Há livros que nos marcam. Lembro-me vagamente da primeira vez em que peguei n’“O Senhor dos Anéis”. Devia rondar o nono ano, eu era um jovem impressionável e ainda tinha o hábito regular de ler à cabeceira. Não lera “O Hobbit”, erro crasso para quem acha que a introdução à Terra Média deve ser gradual e em passos de halfling. No meu caso, o que me atraiu talvez mais para a obra terão sido as maldições e as injúrias perante, digamos em bons termos, o calhamaço gigantesco que é a trilogia. Posso dizer que só a introdução me assustou a ponto de me fazer atrasar a leitura. Só a descrição da erva-de-cachimbo, dos seus usos e da sua história tão específica fez-me ver que estava perante uma obra diferente de todas as que lera até então, um autêntico portento. Bem, pelo menos a capa era da Europa-América, com as clássicas runas nas bordas sobre a fita dourada. Muito fixe.
Terminei a história após um ano, e fiquei com saudades, saudades reais de quem deixa para trás uma terra à qual se habituou e acabou por amar. Felizmente consegui regressar mais tarde com “O Hobbit” e mais recentemente com “O Silmarillion”, um dos tomos afamados de J.R.R Tolkien que só me veio parar às mãos depois de muita espera e de gastos dispendiosos na feira do livro do Porto. Mas valeu a pena.
O livro, também editado pela Europa-América, trata dos Dias Antigos, antes do mundo ser mundo. Trata, também, da sua criação e dos jogos de poder, das batalhas, das histórias de amor e traição que se estabeleceram em Arda (a morada dos Deuses), em Beleriand, em Númenor e nas restantes regiões ocidentais da Terra Média. Primeiro havia Eru e Eru fez os Ainur do seu pensamento e através da música dos Ainur o mundo começou. Lentamente foi sendo preenchido pelas criações dos Valar, com o apoio dos Maiar, o seu séquito de semideuses, que juntamente com os primeiros constituíam os Ainur originais. Manwë cria as águias, Aulë forja os anões, Yavanna ilumina os Pastores de Árvores. Todo um cosmos se vai erguendo da vontade de pensamento dos deuses, que é, enfim, a vontade de Eru. Mas, como não podia deixar de ser, um mal poderoso espreita entre a folhagem das Duas Árvores. Melkor, o inimigo primevo, chamado Morgoth por Fëanor e seus filhos, lança-se à destruição de tudo o que é belo e puro e a sua presença negra não se abaterá durante as Eras seguintes, sendo a sua perfídia recuperada e seguida por Sauron, seu fiel servidor.
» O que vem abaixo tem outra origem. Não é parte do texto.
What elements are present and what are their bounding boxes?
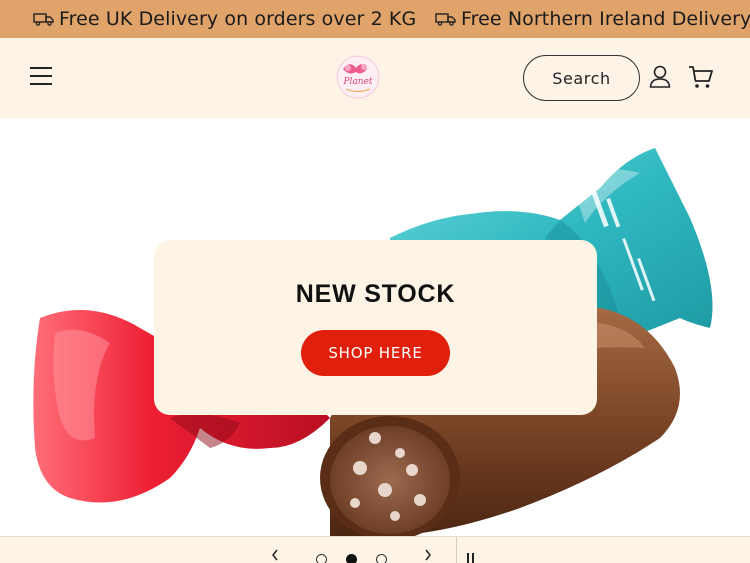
truck-icon [435, 13, 456, 26]
search-label: Search [552, 68, 611, 88]
controls-divider [456, 537, 457, 563]
shop-here-button[interactable]: SHOP HERE [301, 330, 450, 376]
menu-icon[interactable] [30, 67, 52, 87]
truck-icon [33, 13, 54, 26]
hero-banner: NEW STOCK SHOP HERE [0, 118, 750, 536]
slideshow-controls [0, 536, 750, 563]
slide-dot-1[interactable] [316, 554, 327, 563]
site-logo[interactable]: Planet [334, 54, 382, 100]
pause-icon[interactable] [466, 553, 476, 563]
promo-card: NEW STOCK SHOP HERE [154, 240, 597, 415]
announcement-bar: Free UK Delivery on orders over 2 KG Fre… [0, 0, 750, 38]
next-slide-icon[interactable] [423, 548, 433, 562]
account-icon[interactable] [648, 64, 672, 90]
announcement-item: Free Northern Ireland Delivery o [435, 0, 750, 38]
announcement-text: Free UK Delivery on orders over 2 KG [59, 8, 417, 30]
announcement-item: Free UK Delivery on orders over 2 KG [33, 0, 416, 38]
slide-dot-3[interactable] [376, 554, 387, 563]
search-button[interactable]: Search [523, 55, 640, 101]
shop-here-label: SHOP HERE [328, 344, 423, 362]
promo-title: NEW STOCK [295, 280, 456, 308]
logo-text: Planet [342, 77, 372, 87]
announcement-text: Free Northern Ireland Delivery o [461, 8, 750, 30]
previous-slide-icon[interactable] [270, 548, 280, 562]
cart-icon[interactable] [687, 63, 715, 91]
slide-dot-2[interactable] [346, 554, 357, 563]
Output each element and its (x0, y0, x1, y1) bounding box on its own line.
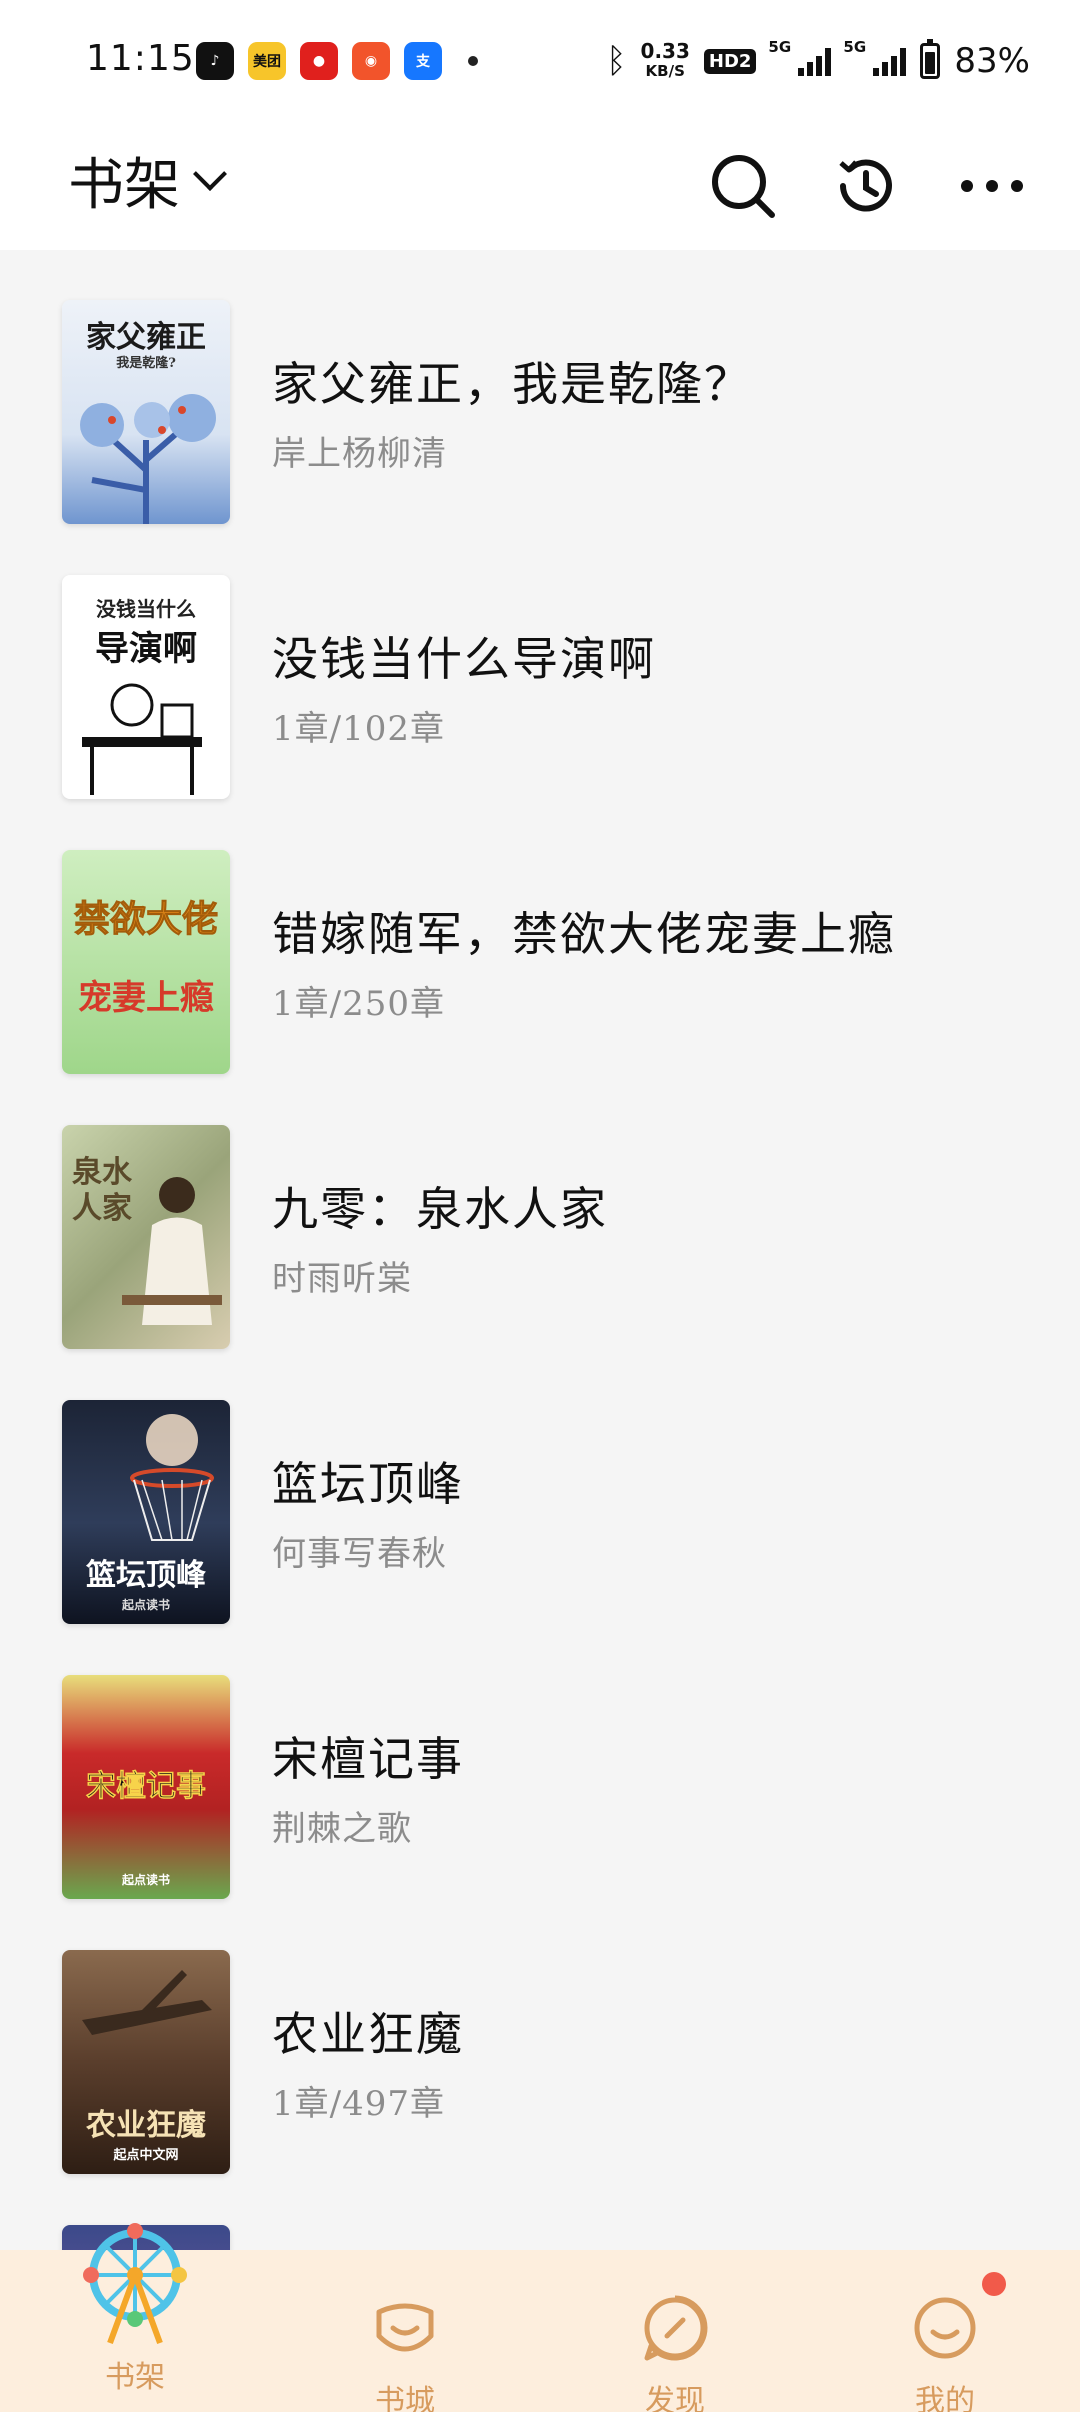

Seguem-se histórias e lendas que sobreviverão gerações: a vinda dos filhos de Eru, os elfos e os homens, a criação dos silmarils, o roubo destes por Melkor e a consequente rebelião dos Noldor, as inúmeras lutas contra o negro reino de Angband, no qual se inserem as épicas e muitas vezes trágicas histórias de Beren e Lúthien, de Túrin Turambar, da queda de Gondolin, entre tantas outras, tendo tudo terminado com a vinda dos deuses para a Terra Média para a batalha final, para a Guerra da Ira. Na segunda Era assistimos à ascensão e queda de Númenor. Segue-se a explicação da génese dos anéis de poder e alguns prenúncios da Terceira Era. “O Silmarillion” termina com as genealogias dos elfos e dos homens, irmanadas com um índice onomástico e um mapa que só alguém com memória fotográfica conseguirá evitar consultar a cada três linhas. As personagens são muitas, os ambientes são complexos, mas tal faz parte do estilo de escrita de Tolkien e da magia do seu mundo, um mundo que conquistou gerações após gerações, descendentes dos homens antigos que vieram habitar a Terra Média.